Она сделала широкий жест в сторону двери. Я промолчал. Пожав плечами, Олива поставила рядом с кроватью костыли. Вопросительно посмотрела на меня. Я продолжал молчать, только закрыл глаза, когда она прикоснулась к моей ноге железными пластинами. Стоило им коснуться кожи, как я заорал. Подскочил на кровати и увидел довольную улыбку Оливы. Зловещую улыбку, которая подходила к безумному блеску в её глазах. Было ясно, что она не остановится.
Страх сильнее разума. Я попытался сползти с кровати, но не успел. Пластины коснулись второй ноги. Было такое ощущение, что по телу прошёлся разряд молнии. Боли не было, но было до такой степени неприятно, что аж зубы сводило, а зелёные ворсинки на коже вставали дыбом.
— Да иди ты далеко…
— Пойду, но в компании с тобой, — ответила она. — Хороший ведь результат. Чем ты недоволен?
— Да разве я могу быть чем-то недоволен? — зло спросил я, садясь на кровати и отбирая у неё пластины. Она ничего на это не ответила, но села на край кровати рядом со мной. После этого повернула колесико на приборе.
— Сейчас будет не так больно по нервам бить, — пообещала Оливия. — Я уменьшила мощность.
— А сразу нельзя было на небольшой мощности реакцию проверить? Зачем издеваться?
— Это не издевательство, — спокойно ответила она и тут же перевела тему. — Вчера к тебе приходили?
— Коллеги. Говорят, что девчонки разбегаются, — ответил я.
— Дело разваливается? — возвращая себе пластины и прикладывая их к моей ноге, сказала она. В этот раз неприятных ощущений было меньше.
— Не так чтоб разваливается. — Я задумался.
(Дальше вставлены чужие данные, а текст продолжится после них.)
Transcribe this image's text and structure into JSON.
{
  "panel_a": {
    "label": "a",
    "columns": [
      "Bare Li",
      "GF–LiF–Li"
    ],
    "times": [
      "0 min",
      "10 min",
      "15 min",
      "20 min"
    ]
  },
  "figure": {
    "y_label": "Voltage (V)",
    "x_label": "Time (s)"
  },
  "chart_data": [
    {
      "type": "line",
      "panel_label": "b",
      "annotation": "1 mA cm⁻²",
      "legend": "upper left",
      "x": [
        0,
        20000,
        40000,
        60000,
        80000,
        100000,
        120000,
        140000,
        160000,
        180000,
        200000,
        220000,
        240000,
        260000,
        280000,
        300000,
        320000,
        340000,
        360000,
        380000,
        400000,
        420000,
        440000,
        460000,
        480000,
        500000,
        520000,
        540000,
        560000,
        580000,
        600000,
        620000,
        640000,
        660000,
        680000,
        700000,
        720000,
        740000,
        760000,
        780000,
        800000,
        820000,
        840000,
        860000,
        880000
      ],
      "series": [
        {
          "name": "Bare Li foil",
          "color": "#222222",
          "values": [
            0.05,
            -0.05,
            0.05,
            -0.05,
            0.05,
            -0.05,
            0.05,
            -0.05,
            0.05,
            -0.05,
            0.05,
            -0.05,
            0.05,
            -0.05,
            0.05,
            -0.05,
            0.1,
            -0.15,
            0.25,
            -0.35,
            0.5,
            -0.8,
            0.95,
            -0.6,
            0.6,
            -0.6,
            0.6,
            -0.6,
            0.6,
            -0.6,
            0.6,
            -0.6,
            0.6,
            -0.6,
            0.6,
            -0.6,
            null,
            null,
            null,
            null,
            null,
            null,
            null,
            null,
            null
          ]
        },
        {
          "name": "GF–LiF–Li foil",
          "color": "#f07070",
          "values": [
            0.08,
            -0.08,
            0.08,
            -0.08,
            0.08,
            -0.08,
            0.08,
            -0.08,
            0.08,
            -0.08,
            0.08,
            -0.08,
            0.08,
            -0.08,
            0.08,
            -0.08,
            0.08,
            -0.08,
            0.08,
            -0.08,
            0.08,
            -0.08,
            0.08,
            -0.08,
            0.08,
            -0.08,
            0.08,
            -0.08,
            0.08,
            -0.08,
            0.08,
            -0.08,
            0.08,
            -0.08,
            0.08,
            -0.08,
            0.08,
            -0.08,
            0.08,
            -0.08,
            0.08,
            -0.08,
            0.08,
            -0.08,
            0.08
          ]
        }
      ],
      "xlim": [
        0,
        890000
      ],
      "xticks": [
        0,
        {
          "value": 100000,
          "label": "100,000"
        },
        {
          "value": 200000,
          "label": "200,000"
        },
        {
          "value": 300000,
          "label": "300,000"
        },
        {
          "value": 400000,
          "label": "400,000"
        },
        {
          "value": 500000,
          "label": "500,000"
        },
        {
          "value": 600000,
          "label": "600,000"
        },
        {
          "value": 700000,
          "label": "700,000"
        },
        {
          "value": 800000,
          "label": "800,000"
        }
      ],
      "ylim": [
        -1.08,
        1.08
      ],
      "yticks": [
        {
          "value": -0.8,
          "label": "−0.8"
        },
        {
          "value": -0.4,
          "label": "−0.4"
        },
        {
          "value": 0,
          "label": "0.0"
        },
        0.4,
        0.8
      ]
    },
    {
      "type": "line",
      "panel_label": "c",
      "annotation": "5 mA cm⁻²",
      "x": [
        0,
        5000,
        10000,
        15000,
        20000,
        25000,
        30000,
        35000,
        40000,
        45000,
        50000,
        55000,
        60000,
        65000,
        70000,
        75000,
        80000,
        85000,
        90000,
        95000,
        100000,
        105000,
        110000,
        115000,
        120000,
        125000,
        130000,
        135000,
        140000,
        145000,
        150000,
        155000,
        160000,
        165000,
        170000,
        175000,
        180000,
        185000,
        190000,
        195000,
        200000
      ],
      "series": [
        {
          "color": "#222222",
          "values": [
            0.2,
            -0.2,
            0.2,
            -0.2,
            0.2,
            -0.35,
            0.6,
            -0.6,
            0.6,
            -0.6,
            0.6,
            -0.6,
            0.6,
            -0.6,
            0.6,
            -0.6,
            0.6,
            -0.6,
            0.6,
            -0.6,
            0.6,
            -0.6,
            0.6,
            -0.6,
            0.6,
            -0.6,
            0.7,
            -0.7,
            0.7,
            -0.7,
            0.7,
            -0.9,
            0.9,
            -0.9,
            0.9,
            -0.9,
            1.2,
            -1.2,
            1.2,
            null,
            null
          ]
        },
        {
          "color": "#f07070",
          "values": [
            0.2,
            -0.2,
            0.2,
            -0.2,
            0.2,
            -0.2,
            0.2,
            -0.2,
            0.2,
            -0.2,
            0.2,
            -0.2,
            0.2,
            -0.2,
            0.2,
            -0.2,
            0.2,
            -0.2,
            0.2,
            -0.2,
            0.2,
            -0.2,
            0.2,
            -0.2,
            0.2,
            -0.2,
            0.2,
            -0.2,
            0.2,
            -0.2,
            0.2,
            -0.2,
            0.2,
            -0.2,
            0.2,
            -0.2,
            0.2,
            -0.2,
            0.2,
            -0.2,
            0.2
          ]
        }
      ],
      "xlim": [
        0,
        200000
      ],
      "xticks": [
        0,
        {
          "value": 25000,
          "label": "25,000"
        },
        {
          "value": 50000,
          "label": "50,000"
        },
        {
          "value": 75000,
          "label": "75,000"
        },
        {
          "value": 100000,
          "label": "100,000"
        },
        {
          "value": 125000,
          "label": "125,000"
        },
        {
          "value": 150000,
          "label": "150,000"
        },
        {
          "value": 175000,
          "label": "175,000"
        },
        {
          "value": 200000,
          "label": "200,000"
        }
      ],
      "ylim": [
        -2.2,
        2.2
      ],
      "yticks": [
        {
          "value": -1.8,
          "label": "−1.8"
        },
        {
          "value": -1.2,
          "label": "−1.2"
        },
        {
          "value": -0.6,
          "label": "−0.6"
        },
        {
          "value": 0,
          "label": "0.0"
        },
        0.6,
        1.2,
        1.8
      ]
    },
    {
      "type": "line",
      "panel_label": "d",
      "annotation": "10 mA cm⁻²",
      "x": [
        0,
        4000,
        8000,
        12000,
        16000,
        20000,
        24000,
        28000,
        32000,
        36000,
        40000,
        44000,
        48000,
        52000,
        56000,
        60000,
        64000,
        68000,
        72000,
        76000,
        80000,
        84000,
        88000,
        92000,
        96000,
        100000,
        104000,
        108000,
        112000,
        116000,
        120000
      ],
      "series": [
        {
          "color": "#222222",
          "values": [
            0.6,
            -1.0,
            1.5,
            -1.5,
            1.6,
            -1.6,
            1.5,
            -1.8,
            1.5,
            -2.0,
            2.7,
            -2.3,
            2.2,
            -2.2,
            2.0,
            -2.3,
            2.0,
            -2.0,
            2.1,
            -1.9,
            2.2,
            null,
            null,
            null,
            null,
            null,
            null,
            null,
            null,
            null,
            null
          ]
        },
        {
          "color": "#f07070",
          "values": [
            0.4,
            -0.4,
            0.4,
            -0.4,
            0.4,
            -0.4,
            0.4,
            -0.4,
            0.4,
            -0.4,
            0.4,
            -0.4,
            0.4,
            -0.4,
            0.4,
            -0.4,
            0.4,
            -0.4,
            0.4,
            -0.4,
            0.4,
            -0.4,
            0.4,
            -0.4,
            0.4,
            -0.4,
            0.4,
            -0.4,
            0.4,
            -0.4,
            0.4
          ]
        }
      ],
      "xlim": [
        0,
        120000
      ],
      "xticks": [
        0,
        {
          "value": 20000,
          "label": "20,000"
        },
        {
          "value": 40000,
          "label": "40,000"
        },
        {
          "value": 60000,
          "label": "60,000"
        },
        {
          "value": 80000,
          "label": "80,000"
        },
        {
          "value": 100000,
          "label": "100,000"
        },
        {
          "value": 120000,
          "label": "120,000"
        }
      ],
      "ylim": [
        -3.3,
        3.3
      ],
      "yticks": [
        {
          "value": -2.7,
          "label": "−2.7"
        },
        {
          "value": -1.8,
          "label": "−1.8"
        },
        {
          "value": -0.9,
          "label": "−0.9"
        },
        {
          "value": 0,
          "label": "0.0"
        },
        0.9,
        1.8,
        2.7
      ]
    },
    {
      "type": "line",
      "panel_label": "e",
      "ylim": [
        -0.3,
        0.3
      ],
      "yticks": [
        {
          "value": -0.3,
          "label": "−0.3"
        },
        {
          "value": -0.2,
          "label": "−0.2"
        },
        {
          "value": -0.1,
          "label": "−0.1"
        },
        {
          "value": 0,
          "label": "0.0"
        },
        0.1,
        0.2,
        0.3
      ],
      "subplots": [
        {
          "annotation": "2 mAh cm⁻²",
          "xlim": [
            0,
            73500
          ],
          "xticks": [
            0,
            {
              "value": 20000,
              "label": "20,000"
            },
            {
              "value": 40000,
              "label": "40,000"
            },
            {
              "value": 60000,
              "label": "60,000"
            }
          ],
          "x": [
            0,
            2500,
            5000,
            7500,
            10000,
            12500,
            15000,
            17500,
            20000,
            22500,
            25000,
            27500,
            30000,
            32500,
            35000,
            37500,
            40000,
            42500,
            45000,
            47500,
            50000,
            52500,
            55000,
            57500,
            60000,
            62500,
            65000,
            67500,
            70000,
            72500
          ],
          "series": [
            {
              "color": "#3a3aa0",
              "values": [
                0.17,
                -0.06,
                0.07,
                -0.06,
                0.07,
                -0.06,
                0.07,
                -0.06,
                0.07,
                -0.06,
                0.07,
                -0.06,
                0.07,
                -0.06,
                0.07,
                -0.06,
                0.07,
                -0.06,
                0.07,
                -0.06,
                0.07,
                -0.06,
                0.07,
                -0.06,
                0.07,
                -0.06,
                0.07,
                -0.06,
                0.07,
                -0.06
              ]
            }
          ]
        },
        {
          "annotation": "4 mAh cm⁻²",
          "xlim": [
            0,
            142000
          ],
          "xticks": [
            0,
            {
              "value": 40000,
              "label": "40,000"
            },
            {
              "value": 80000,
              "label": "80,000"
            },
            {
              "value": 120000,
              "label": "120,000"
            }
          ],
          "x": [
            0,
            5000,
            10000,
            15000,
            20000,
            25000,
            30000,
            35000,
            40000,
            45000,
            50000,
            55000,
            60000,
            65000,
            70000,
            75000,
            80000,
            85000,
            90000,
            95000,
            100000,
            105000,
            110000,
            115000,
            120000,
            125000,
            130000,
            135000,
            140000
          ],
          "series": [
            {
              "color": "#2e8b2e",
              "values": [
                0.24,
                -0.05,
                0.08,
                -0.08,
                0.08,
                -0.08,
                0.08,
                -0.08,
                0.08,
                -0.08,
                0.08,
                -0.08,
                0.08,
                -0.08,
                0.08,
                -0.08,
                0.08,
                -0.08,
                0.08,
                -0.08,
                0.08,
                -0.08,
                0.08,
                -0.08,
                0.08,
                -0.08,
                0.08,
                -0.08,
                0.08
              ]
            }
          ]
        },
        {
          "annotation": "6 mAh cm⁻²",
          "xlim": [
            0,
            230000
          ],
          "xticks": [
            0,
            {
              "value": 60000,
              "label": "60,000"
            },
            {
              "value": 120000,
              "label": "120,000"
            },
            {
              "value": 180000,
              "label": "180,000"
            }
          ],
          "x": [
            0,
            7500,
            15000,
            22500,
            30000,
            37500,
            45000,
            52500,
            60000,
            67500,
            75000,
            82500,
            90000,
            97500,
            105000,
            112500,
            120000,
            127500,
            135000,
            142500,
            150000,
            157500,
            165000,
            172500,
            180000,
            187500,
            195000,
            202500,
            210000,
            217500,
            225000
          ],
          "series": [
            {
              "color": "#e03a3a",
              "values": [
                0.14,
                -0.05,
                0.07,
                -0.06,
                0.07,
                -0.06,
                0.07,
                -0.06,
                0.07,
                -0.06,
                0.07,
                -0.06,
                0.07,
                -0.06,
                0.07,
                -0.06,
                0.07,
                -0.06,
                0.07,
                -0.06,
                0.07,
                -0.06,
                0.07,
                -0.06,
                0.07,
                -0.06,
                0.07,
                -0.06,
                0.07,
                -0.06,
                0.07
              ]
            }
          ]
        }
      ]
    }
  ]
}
Как тут объяснить, что без постоянной подпитки свежими мордашками, работать будет некому? А она может не понять. Хотя мне не особо и важно, чтоб она поняла. Это всего лишь разговор, который позволяет скоротать время во время процедуры.
— Но проблемы есть, — сказала она, водя пластинами по моей ноге.
— Есть, но не проблемы. Там определённая специфика работы. Стрекозы и кошечки уходят. Находят себе постоянных партнёров и уходят к ним. Иногда и семьи создают. Если не приводить новых, то работать будет некому. А приводил их я. Но вместо того, чтоб работать, я здесь валяюсь.
— Не хочешь искать новых женщин?
— Не вижу в этом смысла.
— Похоже ты из тех, кому важно видеть смысл в каждом своём поступке, — сказала она.
— Чтобы тратить силы, нужно знать для чего, — ответил я. Кивнул в сторону прибора. — Когда эта штука не кусается, то даже приятно.
— Она хорошо стимулирует кровообращение, — ответила Олива. — А я тебя понимаю. Когда-то самой нужен был смысл. Наделяла этим смыслом как людей, так и вещи, поступки. Но это ошибка. Стоит случиться какой-то неприятности, то потом сложно в себя приходить. Приходится вновь заставлять себя что-то делать, искать повод, чтоб просыпаться утром. Проще делать свою работу и не задумываться о чём-то возвышенным. Не искать причин и оправданий своим поступкам.
— Тебе проще. Твоя работа приносит пользу. Моя же…
— Считаешь, что приносит вред? Если так, то займись чем-нибудь другим. А тех, кто на тебя работает — отпусти по домам.
— У них нет дома. Они же парии, которых не пускают в общие комнаты для ночлега.
— Почему?
— Потому. Мир может рушиться на мелкие осколки. Всё будет гореть в огне, а зелень будет превращаться в вонючую гниль, но вбитые в нас общественные правила останутся в нас. Менять мнение — это очень сложно. Так же сложно, как и относится к этим метоморфочкам не как к грязи, а как к заблудшим женщинам, которым просто не повезло в жизни. Они часто не понимают, как так получилось, что от них все отворачиваются, как получилось, что они попали в ловушку общественного мнения, хотя стремились к другому. У каждой из них свой счёт обманам и пинкам. Просто так выгнать девчонок на улицу — это неправильно. Всё равно что я дал надежду, а потом её отобрал по собственной прихоти.
— Но и жертвовать своей жизнью ради судеб других — это не дело, — мягко сказала Олива. — Ты ведь никому ничего не должен. Так зачем тратить свою жизнь на решение проблем других?